Questa evoluzione si concretizzò nella progettazione di un’opera di grande impegno e respiro, sul modello della tradizione erudita settecentesca: Gli Atti o memorie degli uomini illustri in santità nati o morti in Bologna (I-VI, Bologna 1773-1818) aspiravano a configurarsi come un lavoro autenticamente storico, fondato sul rigore della ricerca documentaria e arricchito da poderosi apparati critici che, superando le lacune e i limiti metodologici della produzione agiografica precedente, fornisse una ricostruzione il più possibile esauriente e rigorosa. Un tentativo non privo di rischi: da un lato, la revisione dell’agiografia bolognese, che comportava la necessaria depurazione di vicende ed eventi privi di evidenza documentaria, poteva alimentare la montante polemica antireligiosa; dall’altro, un’opera che fosse pesantemente condizionata dalla forza della tradizione, con il corollario di avallare leggende e racconti non verificati, avrebbe perduto qualsiasi presupposto di scientificità. La scelta del M. fu ispirata all’equilibrio e alla prudenza: se la raccolta delle testimonianze sui santi bolognesi era orientata a fornire le basi documentarie sulle quali doveva fondarsi il loro culto, per converso l’assenza di prove certe, pur facendolo propendere per l’incertezza, non lo spingeva a una semplice operazione di disconoscimento, ma lo spronava a elaborare ipotesi più attendibili e tentativi di ricostruire la genesi degli errori che si erano prodotti. Il piano dell’opera prevedeva tre classi di santi e beati: la prima comprendeva quelli il cui culto era approvato dalla Chiesa; la seconda quelli con culto tollerato; la terza quelli privi di qualsiasi culto. I primi tre volumi, relativi alla seconda classe, furono editi tra il 1773 e il 1780. La pubblicazione proseguì postuma, nel 1786, per terminare nel 1818 con l’uscita dell’ultimo dei tre volumi della prima classe. La terza classe, malgrado l’esistenza di una stesura in forma manoscritta, rimase invece inedita.

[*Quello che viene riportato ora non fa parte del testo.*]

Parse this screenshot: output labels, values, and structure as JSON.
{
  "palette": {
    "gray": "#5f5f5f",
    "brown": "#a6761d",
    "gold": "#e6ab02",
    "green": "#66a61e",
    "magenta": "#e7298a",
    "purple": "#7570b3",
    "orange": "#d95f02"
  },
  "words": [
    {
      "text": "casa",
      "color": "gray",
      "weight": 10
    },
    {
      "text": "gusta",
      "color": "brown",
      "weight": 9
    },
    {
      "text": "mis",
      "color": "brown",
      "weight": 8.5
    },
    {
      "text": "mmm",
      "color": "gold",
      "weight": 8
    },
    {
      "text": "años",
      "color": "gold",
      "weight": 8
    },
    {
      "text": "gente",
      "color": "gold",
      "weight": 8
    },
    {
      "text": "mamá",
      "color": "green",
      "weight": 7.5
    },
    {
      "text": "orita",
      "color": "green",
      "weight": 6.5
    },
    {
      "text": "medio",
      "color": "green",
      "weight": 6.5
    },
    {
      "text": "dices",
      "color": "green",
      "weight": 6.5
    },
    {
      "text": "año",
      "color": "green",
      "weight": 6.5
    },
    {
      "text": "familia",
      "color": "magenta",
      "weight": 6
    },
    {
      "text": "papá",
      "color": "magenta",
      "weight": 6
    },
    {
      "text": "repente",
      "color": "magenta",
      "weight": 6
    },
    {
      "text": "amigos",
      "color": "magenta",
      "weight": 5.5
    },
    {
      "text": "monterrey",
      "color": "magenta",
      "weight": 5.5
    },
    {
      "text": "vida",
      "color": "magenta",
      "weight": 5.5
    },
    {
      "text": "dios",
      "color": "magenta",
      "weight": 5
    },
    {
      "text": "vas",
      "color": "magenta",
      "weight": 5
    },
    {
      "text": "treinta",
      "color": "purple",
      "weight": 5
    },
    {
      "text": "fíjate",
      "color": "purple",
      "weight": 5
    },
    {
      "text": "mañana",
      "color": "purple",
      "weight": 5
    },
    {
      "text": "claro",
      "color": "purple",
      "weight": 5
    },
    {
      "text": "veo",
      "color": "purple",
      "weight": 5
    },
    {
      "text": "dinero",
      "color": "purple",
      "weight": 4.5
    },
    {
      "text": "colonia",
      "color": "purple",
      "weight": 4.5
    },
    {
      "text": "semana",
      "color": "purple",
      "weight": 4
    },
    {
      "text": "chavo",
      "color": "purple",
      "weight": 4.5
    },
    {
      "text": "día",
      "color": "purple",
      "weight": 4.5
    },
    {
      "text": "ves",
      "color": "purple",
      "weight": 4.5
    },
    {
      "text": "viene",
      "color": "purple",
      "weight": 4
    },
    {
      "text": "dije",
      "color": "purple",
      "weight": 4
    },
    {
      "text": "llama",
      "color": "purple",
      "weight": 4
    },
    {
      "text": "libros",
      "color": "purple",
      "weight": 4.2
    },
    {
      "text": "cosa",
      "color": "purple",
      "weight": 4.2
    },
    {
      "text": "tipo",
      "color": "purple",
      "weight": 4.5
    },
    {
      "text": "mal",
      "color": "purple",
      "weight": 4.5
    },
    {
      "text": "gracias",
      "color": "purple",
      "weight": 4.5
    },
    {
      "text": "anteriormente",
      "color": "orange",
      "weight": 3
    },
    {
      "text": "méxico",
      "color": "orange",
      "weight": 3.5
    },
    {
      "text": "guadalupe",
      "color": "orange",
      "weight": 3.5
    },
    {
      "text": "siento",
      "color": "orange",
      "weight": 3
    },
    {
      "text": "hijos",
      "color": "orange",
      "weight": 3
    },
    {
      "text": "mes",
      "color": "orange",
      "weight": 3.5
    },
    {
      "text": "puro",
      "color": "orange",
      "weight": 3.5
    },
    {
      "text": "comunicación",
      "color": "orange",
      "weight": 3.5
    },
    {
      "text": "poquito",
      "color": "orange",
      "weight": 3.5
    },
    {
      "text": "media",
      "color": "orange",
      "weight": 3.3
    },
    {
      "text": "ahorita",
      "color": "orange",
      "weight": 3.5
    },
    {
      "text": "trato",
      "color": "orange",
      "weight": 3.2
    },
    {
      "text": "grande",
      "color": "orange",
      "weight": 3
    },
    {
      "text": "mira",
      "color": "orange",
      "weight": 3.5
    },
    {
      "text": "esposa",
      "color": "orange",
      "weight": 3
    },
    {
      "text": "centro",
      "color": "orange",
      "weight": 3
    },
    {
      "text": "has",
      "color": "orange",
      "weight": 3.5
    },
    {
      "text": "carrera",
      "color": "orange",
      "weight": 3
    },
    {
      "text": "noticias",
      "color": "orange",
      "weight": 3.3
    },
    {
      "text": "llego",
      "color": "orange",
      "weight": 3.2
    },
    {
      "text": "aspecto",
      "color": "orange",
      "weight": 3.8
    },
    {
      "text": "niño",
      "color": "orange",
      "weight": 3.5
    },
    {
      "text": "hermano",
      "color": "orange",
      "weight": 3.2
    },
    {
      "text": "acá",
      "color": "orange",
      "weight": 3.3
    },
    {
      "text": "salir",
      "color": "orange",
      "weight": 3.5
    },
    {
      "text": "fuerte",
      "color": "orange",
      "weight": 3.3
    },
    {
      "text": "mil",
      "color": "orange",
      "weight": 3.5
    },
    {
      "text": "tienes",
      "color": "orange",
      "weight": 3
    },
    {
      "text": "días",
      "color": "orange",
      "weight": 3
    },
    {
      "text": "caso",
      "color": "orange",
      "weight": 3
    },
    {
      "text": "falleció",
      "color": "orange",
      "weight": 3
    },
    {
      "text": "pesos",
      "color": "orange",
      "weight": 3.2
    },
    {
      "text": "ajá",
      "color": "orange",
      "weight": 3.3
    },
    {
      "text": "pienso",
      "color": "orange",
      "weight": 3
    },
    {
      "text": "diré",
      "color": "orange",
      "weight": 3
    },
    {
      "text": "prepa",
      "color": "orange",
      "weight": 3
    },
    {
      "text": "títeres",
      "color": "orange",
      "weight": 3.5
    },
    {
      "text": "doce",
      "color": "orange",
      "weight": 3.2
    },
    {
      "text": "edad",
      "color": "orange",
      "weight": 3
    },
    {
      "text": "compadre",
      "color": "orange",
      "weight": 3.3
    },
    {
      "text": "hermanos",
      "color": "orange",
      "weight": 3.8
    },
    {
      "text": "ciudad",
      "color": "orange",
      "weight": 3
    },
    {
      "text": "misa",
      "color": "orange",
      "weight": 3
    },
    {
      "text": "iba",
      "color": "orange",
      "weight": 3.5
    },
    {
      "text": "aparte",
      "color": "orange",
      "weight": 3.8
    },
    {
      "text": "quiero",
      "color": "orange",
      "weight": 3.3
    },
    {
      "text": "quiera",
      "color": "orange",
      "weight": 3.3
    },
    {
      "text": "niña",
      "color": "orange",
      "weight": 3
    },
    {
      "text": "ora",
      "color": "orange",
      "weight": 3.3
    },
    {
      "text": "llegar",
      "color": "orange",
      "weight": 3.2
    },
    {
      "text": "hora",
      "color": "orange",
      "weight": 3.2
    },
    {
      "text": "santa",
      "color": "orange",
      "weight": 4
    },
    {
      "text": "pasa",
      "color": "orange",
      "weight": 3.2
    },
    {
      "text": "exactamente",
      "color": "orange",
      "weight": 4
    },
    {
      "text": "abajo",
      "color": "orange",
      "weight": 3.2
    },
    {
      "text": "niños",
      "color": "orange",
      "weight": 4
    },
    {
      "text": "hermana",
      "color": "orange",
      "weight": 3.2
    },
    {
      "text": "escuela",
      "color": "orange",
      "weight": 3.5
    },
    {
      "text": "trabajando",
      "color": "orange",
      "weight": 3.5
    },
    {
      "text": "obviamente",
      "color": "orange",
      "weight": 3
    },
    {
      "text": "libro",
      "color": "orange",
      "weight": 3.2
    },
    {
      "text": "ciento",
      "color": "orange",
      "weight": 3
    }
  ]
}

Il M. morì a Bologna il 24 dic. 1781.
Fonti e Bibl.: L. Preti, Breve notizia del padre Giovambattista M. dell’oratorio di Bologna, Bologna 1786; L. Gessi, Giambattista M. (1713-1781). Note storico-bibliografiche, Bologna 1912; M. Fanti, Giovambattista M.: cultura e pietà in un agiografo del Settecento, in Giovambattista M. agiografo (1713-1781) nel suo tempo e nel suo ambiente. Giornate di studio nel secondo centenario della morte…1981-82, a cura di A. Berselli - A. Samaritani, Pieve di Cento 1984, pp. 17-37; T. Giberti Cavicchi, G.B. M. accademico nella cultura umanistico-religiosa di Pieve nel ’700, ibid., pp. 39-63.